Speaker
Description
It is well-established that slender columns subjected to compression may fail by buckling and that the introduction of imperfections can significantly reduce the load-bearing capacity. It is therefore necessary to ensure an accurate representation of imperfections to correctly determine the failure loads of slender structures. Imperfections in slender columns are typically modeled using either geometric imperfections or load eccentricity. However, the existing imperfection types are unable to represent imperfections like, e.g., a footpoint rotation of a bearing or foundation, erroneous angular alignment of fixtures, or deformation of structural elements to which a slender column is rigidly connected. Here, rotations of a clamped boundary result in an additional type of imperfection.

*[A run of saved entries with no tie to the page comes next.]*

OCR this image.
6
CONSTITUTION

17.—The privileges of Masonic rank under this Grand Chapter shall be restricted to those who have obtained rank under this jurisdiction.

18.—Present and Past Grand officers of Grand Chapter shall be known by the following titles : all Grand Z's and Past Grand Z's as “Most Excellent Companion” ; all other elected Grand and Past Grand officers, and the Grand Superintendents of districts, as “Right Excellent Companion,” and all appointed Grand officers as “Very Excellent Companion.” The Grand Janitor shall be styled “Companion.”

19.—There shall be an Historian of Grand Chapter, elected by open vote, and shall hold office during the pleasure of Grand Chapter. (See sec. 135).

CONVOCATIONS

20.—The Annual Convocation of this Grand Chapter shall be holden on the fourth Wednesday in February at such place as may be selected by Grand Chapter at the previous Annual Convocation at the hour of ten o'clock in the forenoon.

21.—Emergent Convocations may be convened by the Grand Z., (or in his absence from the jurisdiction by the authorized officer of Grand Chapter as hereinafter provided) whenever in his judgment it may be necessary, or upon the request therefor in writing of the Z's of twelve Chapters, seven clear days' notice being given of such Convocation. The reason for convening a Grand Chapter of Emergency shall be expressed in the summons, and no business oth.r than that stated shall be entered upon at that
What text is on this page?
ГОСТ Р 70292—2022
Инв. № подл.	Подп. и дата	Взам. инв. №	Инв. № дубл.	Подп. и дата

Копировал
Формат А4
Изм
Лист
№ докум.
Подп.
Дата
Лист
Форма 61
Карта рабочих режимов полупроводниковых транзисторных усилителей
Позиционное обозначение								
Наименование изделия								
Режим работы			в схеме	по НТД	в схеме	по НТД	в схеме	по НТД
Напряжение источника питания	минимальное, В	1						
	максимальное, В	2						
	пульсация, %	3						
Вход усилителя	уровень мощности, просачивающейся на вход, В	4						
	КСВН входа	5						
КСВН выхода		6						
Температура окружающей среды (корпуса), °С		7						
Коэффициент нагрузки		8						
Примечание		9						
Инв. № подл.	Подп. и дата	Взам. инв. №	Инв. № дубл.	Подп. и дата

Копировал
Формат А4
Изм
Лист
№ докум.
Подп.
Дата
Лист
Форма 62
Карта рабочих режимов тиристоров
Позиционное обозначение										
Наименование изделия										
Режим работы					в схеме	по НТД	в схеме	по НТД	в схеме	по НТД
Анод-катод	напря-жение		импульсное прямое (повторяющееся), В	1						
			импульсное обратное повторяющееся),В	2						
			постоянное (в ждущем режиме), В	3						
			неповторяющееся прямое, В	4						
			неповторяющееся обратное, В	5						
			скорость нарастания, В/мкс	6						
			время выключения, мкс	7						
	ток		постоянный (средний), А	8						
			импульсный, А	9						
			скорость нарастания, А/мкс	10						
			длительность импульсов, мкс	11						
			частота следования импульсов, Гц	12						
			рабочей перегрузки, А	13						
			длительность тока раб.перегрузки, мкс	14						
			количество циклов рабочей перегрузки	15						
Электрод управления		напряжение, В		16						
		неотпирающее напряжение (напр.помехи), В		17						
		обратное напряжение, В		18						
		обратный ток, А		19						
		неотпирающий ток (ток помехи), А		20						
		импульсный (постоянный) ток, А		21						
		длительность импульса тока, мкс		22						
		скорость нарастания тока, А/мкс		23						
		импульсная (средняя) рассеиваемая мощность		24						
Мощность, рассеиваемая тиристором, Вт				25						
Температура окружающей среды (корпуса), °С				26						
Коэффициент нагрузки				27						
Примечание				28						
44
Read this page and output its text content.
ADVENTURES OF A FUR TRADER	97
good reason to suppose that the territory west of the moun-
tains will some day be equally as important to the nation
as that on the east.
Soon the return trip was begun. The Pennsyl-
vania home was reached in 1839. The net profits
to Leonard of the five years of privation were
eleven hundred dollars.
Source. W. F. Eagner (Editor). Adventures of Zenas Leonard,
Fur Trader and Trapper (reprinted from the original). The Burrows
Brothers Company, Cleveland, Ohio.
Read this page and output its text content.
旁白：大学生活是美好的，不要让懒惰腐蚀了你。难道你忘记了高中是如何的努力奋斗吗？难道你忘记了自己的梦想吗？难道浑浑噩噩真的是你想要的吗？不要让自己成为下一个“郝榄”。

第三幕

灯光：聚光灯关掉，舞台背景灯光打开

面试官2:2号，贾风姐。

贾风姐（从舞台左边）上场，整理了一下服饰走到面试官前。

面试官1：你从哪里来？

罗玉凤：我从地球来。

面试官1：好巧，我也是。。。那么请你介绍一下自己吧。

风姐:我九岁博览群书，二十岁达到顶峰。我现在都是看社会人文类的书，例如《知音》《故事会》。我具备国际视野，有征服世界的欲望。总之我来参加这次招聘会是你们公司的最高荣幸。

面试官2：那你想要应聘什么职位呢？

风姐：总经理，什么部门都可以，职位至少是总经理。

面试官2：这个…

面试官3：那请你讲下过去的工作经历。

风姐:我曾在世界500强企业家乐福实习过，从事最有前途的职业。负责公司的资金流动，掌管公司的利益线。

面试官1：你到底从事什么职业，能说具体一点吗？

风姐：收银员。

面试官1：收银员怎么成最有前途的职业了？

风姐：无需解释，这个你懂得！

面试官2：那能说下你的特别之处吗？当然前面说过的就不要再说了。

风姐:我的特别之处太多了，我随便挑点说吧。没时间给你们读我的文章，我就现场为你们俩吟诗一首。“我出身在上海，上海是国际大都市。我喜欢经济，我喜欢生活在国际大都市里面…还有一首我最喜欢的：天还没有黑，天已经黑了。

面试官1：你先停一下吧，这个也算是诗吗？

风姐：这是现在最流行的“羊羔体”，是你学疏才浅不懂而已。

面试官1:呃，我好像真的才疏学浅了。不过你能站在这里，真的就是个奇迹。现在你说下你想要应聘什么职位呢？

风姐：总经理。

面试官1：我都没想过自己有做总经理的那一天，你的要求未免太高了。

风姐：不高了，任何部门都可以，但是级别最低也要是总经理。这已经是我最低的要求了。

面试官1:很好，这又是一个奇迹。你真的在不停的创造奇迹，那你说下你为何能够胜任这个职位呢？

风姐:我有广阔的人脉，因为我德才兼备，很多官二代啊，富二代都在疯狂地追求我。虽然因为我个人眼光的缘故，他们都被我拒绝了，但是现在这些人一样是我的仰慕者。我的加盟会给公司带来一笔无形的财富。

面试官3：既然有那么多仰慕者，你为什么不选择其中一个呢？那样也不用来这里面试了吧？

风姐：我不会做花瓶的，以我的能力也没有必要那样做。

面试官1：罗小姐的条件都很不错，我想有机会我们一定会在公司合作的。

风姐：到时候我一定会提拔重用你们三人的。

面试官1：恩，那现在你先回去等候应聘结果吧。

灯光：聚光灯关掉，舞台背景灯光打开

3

In this work, we are introducing rotation imperfections to the classical Euler buckling problem transforming the eigenvalue problem into a deformation problem. We are presenting an analytical closed-form solution for the load-deformation behavior of a column with rotation imperfections. The model is compared to a numerical study showing very good agreement. Analyzing a simple study of columns connected to a surrounding structure we show that the introduction of rotation imperfection can lead to the clamped columns exhibiting lower critical loads than pined joint columns with free end-point rotations. Additionally, the model is expanded to allow for kinematical controlled boundary rotations using a semi-analytical approach.